I've been reading up on the second amendment for awhile now, and it seems to me that this notion of a "personal right to carry any weapon ever manufactured for civilian use" is a recent invention, as late as 2008. Granted it's been touted as such for longer, but the earliest SCOTUS ruling I am able to find comes from 2008, District of Columbia v. Heller, which affirmed the "individual right to carry." But as far back as 1876, United States v. Cruikshank established that the second amendment was only regarding the rights of states to regulate guns, and actually goes out of its way to establish that there is not an "individual right" to gun ownership, stating that the second amendment "has no other effect than to restrict the powers of the national government:"

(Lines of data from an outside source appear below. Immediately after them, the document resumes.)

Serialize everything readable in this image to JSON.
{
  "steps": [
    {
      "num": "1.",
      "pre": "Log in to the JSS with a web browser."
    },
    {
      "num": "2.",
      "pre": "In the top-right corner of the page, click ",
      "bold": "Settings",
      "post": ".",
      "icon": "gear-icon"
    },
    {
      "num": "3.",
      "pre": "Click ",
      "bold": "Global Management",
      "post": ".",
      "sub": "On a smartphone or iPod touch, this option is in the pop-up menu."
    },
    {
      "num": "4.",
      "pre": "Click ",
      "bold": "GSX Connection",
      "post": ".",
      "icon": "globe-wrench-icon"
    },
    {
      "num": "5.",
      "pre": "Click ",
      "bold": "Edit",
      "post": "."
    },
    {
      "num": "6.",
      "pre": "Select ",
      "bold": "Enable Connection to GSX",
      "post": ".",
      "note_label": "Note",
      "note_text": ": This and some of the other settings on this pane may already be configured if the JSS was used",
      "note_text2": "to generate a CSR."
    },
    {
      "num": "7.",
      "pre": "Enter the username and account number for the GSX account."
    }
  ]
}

"The right there specified is that of 'bearing arms for a lawful purpose.' This is not a right granted by the Constitution. Neither is it in any manner dependent upon that instrument for its existence. The second amendment declares that it shall not be infringed; but this, as has been seen, means no more than that it shall not be infringed by Congress. This is one of the amendments that has no other effect than to restrict the powers of the national government, leaving the people to look for their protection against any violation by their fellow-citizens of the rights it recognizes, to what is called, in The City of New York v. Miln, 11 Pet. 139, the 'powers which relate to merely municipal legislation, or what was, perhaps, more properly called internal police,' 'not surrendered or restrained' by the Constituton of the United States. "

--United States v. Cruikshank ruling
The Westlaw Insider Blog has an interesting breakdown of the timeline of these cases and their effects on national gun laws, if you're interested in some casual reading:

"In writing for the Heller majority, Justice Scalia seemingly misinterpreted Cruikshank’s holding of “[t]his is not a right granted by the Constitution” to mean that the individual right to bear arms pre-existed the Constitution, which merely codified that existing right in the form of the Second Amendment.

Scalia made no reference to Cruikshank’s statements immediately following those excerpts, which explicitly disqualify any idea of there being an individual right to bear arms.

Nor did Scalia make any reference to the fact that Cruikshank was evaluating the validity of a law that prohibited two or more people from conspiring to deprive anyone of his constitutional rights – and that the ruling held the second count of the criminal indictment (“an intent to hinder and prevent the exercise by the same persons of the ‘right to keep and bear arms for a lawful purpose’”) as invalid because the Constitution grants no such right.

Justice Scalia’s misunderstanding of Cruikshank aside, is it still possible that the Framers intended to codify through the Second Amendment an individual right to firearms, as the Heller majority contends?

It’s possible, I suppose, but it’s a possibility reliant on the assumption that the understandings of the vast majority of state and federal courts since the ratification of the Second Amendment are incorrect."
That said....I've brought this up in conversations about gun ownership with a few people on facebook, and so far the most common responses include (A) "You don't understand the constitution" (I'm not saying I do, I'm merely citing people whose job it is to interpret the Constitution), (B) "Second Amendment rights, I can own whatever guns I want!" (ignores the entire point), and (C) "Well, the SCOTUS said in 2008 that we DO have an individual right!"

That last one is technically a fair point, though it's interesting because nine times out of ten, I'm having this conversation with a person who said SCOTUS was "corrupt" for ruling Obamacare constitutional.

Anyway, thoughts? Strongly-worded opinions? Violent knee-jerk rhetoric? I'm hoping that maybe here, it will be possible to discuss this in an adult manner, without resorting to ignorant partisan rhetoric.